I don’t think Chris Matthews can blame “the blogs” for this pre-emptive strike:
Liberal House Democrats are shifting their political tactics on climate change after failing to secure a public option in the new healthcare reform law.
The move comes in the wake of liberals having to walk back threats that they would vote against a healthcare bill without a government-run program.
“Drawing the line in the sand too quickly was part of the lesson we learned on healthcare,” the co-chairman of the Congressional Progressive Caucus, Rep. Raúl Grijalva (D-Ariz.), told The Hill.
Grijalva voiced strong concerns about the direction of the climate and energy bill, which has moved toward the center as Democrats try to build a bipartisan consensus that can win 60 Senate votes.

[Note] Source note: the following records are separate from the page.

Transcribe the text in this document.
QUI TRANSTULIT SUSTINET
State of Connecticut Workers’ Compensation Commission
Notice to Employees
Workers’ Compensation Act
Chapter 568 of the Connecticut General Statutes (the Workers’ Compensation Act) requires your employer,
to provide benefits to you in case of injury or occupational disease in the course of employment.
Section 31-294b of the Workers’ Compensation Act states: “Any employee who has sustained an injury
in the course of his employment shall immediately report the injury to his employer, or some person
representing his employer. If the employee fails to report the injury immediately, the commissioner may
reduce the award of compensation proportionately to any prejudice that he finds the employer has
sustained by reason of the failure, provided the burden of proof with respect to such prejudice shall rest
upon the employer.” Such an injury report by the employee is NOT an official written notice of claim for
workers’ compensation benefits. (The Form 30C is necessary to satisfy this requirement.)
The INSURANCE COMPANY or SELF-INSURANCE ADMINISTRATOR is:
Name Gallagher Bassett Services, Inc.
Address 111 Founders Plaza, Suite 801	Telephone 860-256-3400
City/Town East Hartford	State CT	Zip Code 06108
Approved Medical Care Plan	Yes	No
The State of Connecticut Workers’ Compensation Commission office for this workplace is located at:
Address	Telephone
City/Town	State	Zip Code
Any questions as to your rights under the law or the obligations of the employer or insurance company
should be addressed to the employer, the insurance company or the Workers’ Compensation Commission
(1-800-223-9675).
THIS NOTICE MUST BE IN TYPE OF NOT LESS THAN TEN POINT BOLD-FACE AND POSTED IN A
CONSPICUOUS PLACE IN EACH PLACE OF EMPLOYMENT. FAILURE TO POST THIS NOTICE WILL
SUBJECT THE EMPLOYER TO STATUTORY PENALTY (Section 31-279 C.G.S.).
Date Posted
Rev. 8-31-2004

I don’t want to make too much of this, because at the end of the day I don’t think there’s going to even be a climate bill. But clearly the lesson that Grijalva learned from the health care debate was that he wasn’t willing to carry out his threats, so to stay out of trouble he should just stop issuing threats. Basically, he’s been domesticated, trained to take whatever scraps he can get.
Interestingly, there is a Democrat unwilling to budge on key elements of any climate bill. His name happens to be Larry Summers.
Support for energy investment that creates demand and puts people back to work at a time of unemployed resources and excess capacity is the first way that energy policy strengths our economy.
Second, comprehensive energy legislation will reduce uncertainty and increase confidence. The cheapest stimulus program in the world is enhanced confidence [...]
Until we pass comprehensive energy legislation, that is exactly what we are doing. We are creating an environment in which there is no certainty for someone building a new power plant.
There is no certainty for someone making the commitment to an industrial production process.
There is no certainty for someone thinking about the generation of automobile models after the current generation of automobile models, five or ten years out.
Clarity brings certainty, certainty brings confidence, and that is what moves the economy forward [...]
Enacting comprehensive energy legislation will help our country move down the technological learning curves in key sectors associated with energy efficiency, associated with battery technology, associated with renewables, that will be economically important in the years ahead [...]
Ultimately, economic policy choices, like investment decisions for a family, involve seeking opportunity and involve minimizing risk.
If you think about the risks to our ecology, the risks to our security, we minimize those risks with comprehensive energy policy.
And if you think about the opportunity to lead in what is really important, we maximize that opportunity with comprehensive energy legislation.
That’s why energy is so crucial a part of President Obama’s economic strategy.
Basically, Summers is saying that we must price carbon to relieve producers of uncertainty about their investments. Amazingly, that’s more than Grijalva is willing to say. And Grijalva would have more tools, like the saving of a boiling planet, at his disposal, were he to make the case.
Pricing carbon isn’t even an entirely controversial point. But that’s what’s being dismantled in the Senate’s consensus-building approach. And yet, Grijalva – or anyone else in the Congress – won’t say a word about it.